Pentagon auditors have declared potentially excessive or unjustified more than $250 million in charges Halliburton has made under a no-bid contract in Iraq. As the New York Times reports today, the Army is going to pay almost all of those charges anyway. A spokeswoman for the Army Corps of Engineers explains: "The contractor is not required to perform perfectly to be entitled to reimbursement."
It's a standard the Bush administration might like to apply to itself. Conditions improved in Iraq over the weekend as the country seemed to pull back from the brink of civil war. Sunnis are expressing a greater interest in returning to talks over the formation of a government, and the Associated Press says that -- except for the small matter of a mortar attack that killed four and wounded 16 -- Baghdad was "generally peaceful" Monday after four days of widespread violence.
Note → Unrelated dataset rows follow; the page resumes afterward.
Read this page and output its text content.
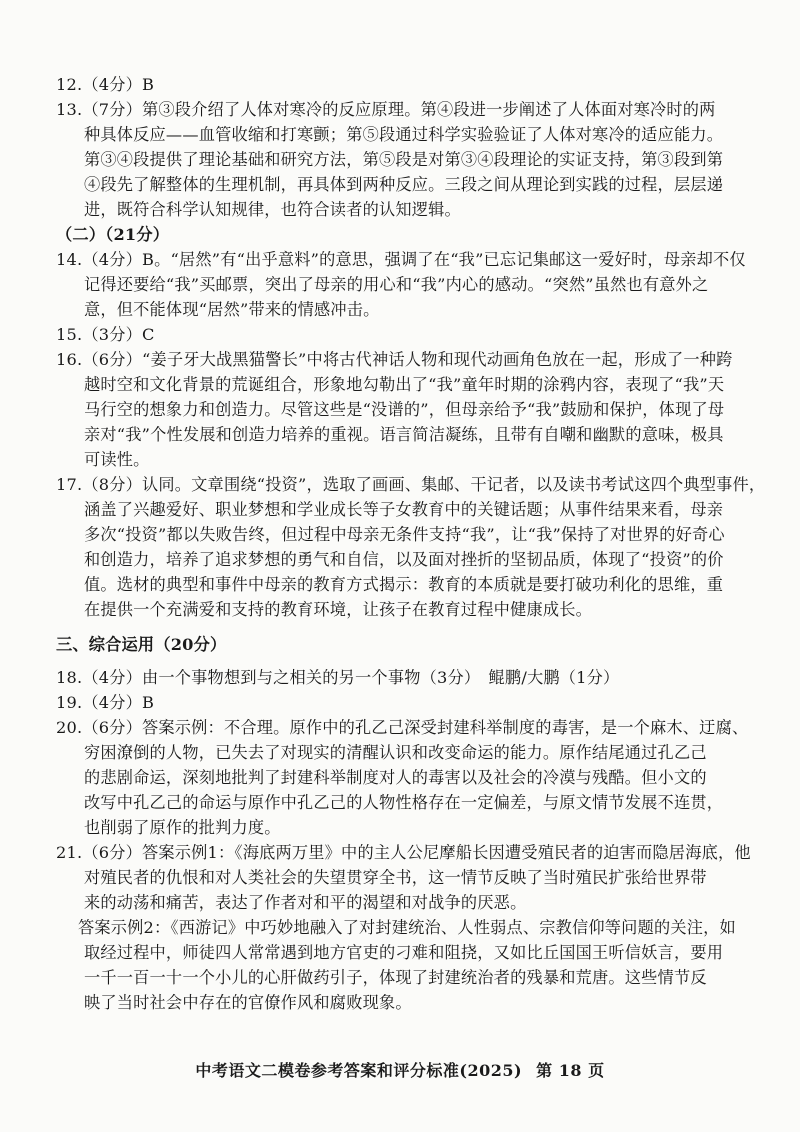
12.（4分）B
13.（7分）第③段介绍了人体对寒冷的反应原理。第④段进一步阐述了人体面对寒冷时的两
种具体反应——血管收缩和打寒颤；第⑤段通过科学实验验证了人体对寒冷的适应能力。
第③④段提供了理论基础和研究方法，第⑤段是对第③④段理论的实证支持，第③段到第
④段先了解整体的生理机制，再具体到两种反应。三段之间从理论到实践的过程，层层递
进，既符合科学认知规律，也符合读者的认知逻辑。
（二）（21分）
14.（4分）B。“居然”有“出乎意料”的意思，强调了在“我”已忘记集邮这一爱好时，母亲却不仅
记得还要给“我”买邮票，突出了母亲的用心和“我”内心的感动。“突然”虽然也有意外之
意，但不能体现“居然”带来的情感冲击。
15.（3分）C
16.（6分）“姜子牙大战黑猫警长”中将古代神话人物和现代动画角色放在一起，形成了一种跨
越时空和文化背景的荒诞组合，形象地勾勒出了“我”童年时期的涂鸦内容，表现了“我”天
马行空的想象力和创造力。尽管这些是“没谱的”，但母亲给予“我”鼓励和保护，体现了母
亲对“我”个性发展和创造力培养的重视。语言简洁凝练，且带有自嘲和幽默的意味，极具
可读性。
17.（8分）认同。文章围绕“投资”，选取了画画、集邮、干记者，以及读书考试这四个典型事件，
涵盖了兴趣爱好、职业梦想和学业成长等子女教育中的关键话题；从事件结果来看，母亲
多次“投资”都以失败告终，但过程中母亲无条件支持“我”，让“我”保持了对世界的好奇心
和创造力，培养了追求梦想的勇气和自信，以及面对挫折的坚韧品质，体现了“投资”的价
值。选材的典型和事件中母亲的教育方式揭示：教育的本质就是要打破功利化的思维，重
在提供一个充满爱和支持的教育环境，让孩子在教育过程中健康成长。
三、综合运用（20分）
18.（4分）由一个事物想到与之相关的另一个事物（3分）　鲲鹏/大鹏（1分）
19.（4分）B
20.（6分）答案示例：不合理。原作中的孔乙己深受封建科举制度的毒害，是一个麻木、迂腐、
穷困潦倒的人物，已失去了对现实的清醒认识和改变命运的能力。原作结尾通过孔乙己
的悲剧命运，深刻地批判了封建科举制度对人的毒害以及社会的冷漠与残酷。但小文的
改写中孔乙己的命运与原作中孔乙己的人物性格存在一定偏差，与原文情节发展不连贯，
也削弱了原作的批判力度。
21.（6分）答案示例1：《海底两万里》中的主人公尼摩船长因遭受殖民者的迫害而隐居海底，他
对殖民者的仇恨和对人类社会的失望贯穿全书，这一情节反映了当时殖民扩张给世界带
来的动荡和痛苦，表达了作者对和平的渴望和对战争的厌恶。
答案示例2：《西游记》中巧妙地融入了对封建统治、人性弱点、宗教信仰等问题的关注，如
取经过程中，师徒四人常常遇到地方官吏的刁难和阻挠，又如比丘国国王听信妖言，要用
一千一百一十一个小儿的心肝做药引子，体现了封建统治者的残暴和荒唐。这些情节反
映了当时社会中存在的官僚作风和腐败现象。
中考语文二模卷参考答案和评分标准(2025) 第 18 页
But all this means is that Iraqis and the U.S. troops among them may be starting to get back to where they were before the bombing of the Askariya shrine in Samarra last week -- which is to say, a long way from where the administration predicted they'd be. Nearly 2,300 U.S. soldiers and maybe 10 times as many Iraqis have died in the war so far; insurgents appear free to attack almost at will; and basic services remain below preinvasion standards. The president says that U.S. troops will come home as Iraqi security forces stand up, but there seems to be reverse progress on that front. The administration used to boast that one Iraqi battalion was able to function without U.S. support; last week, it downgraded the ranking of even that battalion, meaning that there is currently not a single Iraqi battalion that the Pentagon deems capable of fighting on its own.
Fifty-five percent of the American public now believes that it was a mistake to go to war, and even some of the folks at Fox News have become openly critical of the president's stay-the-course strategy. Bill O'Reilly, who used to call advocates of a troop withdrawal "pinheads," said last week that it's time to get U.S. troops out of Iraq "as fast as humanly possible." And Fox News commentator and Weekly Standard editor Bill Kristol said over the weekend that the United States has "not had a serious three-year effort to fight a war in Iraq as opposed to laying the preconditions for getting out."
Maybe "good enough for government work" works for Halliburton. But as the 2006 elections approach, the president and his party may be discovering that even Americans inclined to support them expect something more when lives are at stake.